Coordinamento con i privilegi marittimi
L'ipoteca navale è collocata, nel sistema del codice della navigazione, dopo i privilegi marittimi speciali (artt. 552 e seguenti). Gli interessi dell'ipoteca concorrono pertanto non solo con quelli di altri creditori ipotecari di grado diverso, ma anche con i titolari di privilegi, che godono di prelazione assoluta sulla nave. In questo contesto, la limitazione degli interessi collocabili al rango ipotecario assolve anche a una funzione di equilibrio del sistema: evita che un eccessivo accumulo di interessi privilegiati comprima la soddisfazione dei creditori titolari di garanzie di rango superiore, quali i marittimi per crediti retributivi o gli assistitori per compensi di soccorso e assistenza.
Casi pratici
Caso 1: Mutuo navale e distribuzione del ricavato
Tizio, armatore, contrae un mutuo ipotecario navale con una banca per l'acquisto di un rimorchiatore. Dopo tre anni di mancato pagamento delle rate, la banca procede al pignoramento della nave. Al momento del pignoramento risultano maturati tre anni di interessi: la banca potrà collocarsi al rango ipotecario soltanto per l'annata anteriore e quella in corso, mentre il terzo anno di interessi andrà in chirografo.
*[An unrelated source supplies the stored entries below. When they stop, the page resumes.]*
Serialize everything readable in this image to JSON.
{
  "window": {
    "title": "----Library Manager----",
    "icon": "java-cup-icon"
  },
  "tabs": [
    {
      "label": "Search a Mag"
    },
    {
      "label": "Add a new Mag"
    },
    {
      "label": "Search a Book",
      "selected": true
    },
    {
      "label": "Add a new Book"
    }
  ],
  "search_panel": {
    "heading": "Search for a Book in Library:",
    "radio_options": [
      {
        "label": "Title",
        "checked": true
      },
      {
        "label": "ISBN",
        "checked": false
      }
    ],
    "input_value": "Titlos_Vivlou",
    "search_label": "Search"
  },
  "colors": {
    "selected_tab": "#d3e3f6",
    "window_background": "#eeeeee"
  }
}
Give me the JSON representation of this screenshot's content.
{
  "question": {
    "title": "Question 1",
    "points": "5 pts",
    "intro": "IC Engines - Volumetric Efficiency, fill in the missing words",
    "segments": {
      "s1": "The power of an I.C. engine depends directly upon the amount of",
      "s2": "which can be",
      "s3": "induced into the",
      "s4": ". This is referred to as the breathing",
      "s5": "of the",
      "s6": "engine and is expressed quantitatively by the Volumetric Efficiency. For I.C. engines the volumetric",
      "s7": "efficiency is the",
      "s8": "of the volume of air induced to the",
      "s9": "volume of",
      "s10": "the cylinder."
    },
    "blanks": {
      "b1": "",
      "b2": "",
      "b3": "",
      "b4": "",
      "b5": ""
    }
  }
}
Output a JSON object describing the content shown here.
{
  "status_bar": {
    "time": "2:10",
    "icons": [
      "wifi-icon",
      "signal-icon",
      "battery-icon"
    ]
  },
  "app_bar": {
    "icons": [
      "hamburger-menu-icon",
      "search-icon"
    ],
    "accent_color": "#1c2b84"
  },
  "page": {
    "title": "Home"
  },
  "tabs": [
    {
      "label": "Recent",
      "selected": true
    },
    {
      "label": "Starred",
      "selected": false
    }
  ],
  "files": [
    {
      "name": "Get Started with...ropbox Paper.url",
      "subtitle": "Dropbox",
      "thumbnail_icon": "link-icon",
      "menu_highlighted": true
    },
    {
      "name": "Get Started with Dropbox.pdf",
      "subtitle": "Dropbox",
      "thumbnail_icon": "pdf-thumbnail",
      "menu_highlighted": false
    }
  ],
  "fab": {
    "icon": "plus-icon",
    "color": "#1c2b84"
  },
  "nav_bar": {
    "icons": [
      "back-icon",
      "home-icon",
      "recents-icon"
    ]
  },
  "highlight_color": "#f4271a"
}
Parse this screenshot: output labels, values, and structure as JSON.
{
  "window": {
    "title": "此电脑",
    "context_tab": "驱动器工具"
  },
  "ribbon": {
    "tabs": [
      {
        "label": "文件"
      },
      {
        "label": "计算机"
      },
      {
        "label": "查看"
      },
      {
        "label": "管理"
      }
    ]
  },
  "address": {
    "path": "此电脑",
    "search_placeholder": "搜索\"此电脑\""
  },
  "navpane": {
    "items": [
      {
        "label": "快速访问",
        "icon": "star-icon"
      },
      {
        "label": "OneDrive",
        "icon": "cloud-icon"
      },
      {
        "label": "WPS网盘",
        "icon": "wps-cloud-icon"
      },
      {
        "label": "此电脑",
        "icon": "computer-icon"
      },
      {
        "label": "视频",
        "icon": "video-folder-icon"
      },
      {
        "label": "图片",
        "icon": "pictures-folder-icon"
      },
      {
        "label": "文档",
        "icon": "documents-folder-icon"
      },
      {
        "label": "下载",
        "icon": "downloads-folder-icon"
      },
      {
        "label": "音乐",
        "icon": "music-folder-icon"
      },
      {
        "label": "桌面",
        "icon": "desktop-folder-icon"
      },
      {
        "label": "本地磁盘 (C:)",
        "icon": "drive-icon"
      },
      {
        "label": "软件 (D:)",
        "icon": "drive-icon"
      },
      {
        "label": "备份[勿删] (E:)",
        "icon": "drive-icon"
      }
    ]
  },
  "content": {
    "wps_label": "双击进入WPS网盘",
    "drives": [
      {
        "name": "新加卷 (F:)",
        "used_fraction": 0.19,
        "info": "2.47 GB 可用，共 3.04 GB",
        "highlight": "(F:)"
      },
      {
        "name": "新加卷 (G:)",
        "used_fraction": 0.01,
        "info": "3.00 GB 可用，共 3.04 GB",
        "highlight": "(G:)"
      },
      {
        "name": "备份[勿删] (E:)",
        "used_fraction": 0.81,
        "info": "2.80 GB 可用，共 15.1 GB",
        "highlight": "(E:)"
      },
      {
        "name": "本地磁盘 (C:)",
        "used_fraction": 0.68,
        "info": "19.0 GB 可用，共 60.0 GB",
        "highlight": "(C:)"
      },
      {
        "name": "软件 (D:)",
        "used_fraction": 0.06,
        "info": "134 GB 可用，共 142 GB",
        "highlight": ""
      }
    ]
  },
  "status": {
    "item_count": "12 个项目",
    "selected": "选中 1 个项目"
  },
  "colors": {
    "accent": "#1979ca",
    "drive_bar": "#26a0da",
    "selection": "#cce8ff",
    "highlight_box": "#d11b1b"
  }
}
Caso 2: Ampliamento convenzionale degli interessi collocabili
Caio ottiene un finanziamento garantito da ipoteca navale e, su richiesta della banca, inserisce nel contratto di mutuo la clausola che estende la collocazione privilegiata degli interessi a un'ulteriore annualità. In sede di esecuzione, la banca potrà beneficiare del rango ipotecario per due annate più quella in corso, rispetto alla sola annata anteriore che spetterebbe per legge.
Caso 3: Concorso tra creditore ipotecario e privilegiati marittimi
La nave di Sempronio viene pignorata: sul ricavato concorrono marittimi con crediti retributivi (privilegio speciale) e una banca con ipoteca navale comprensiva di interessi. I marittimi vengono soddisfatti per primi in quanto titolari di privilegio di rango superiore; la banca viene poi collocata per capitale e interessi entro il limite dell'art. 576, con gli interessi eccedenti che rimangono chirografari.
Domande frequenti
Quante annualità di interessi copre l'ipoteca navale in caso di esecuzione?
Per legge, l'ipoteca navale copre in via privilegiata l'annata di interessi anteriore al pignoramento e quella in corso. Le parti possono convenzionalmente estendere la garanzia a una sola ulteriore annualità.
Cosa succede agli interessi che eccedono il limite previsto dall'art. 576?
Gli interessi che superano il limite legale (o convenzionale) non beneficiano del rango ipotecario e vengono soddisfatti in via chirografaria, ossia dopo tutti i creditori privilegiati, sul residuo attivo della distribuzione.
L'art. 576 si applica anche se la nave è gravata da più ipoteche?
Sì, il limite si applica a ciascun creditore ipotecario rispetto al proprio credito. La distribuzione segue l'ordine di grado delle ipoteche iscritte, ma il limite per gli interessi rimane invariato per tutti.
Come si calcola l'annata di interessi ai fini dell'art. 576?
L'annata corrisponde all'anno solare o al periodo convenuto per il calcolo degli interessi nel contratto di mutuo. L'annata 'in corso' è quella che decorre dall'ultimo termine annuale di pagamento fino al giorno del pignoramento della nave.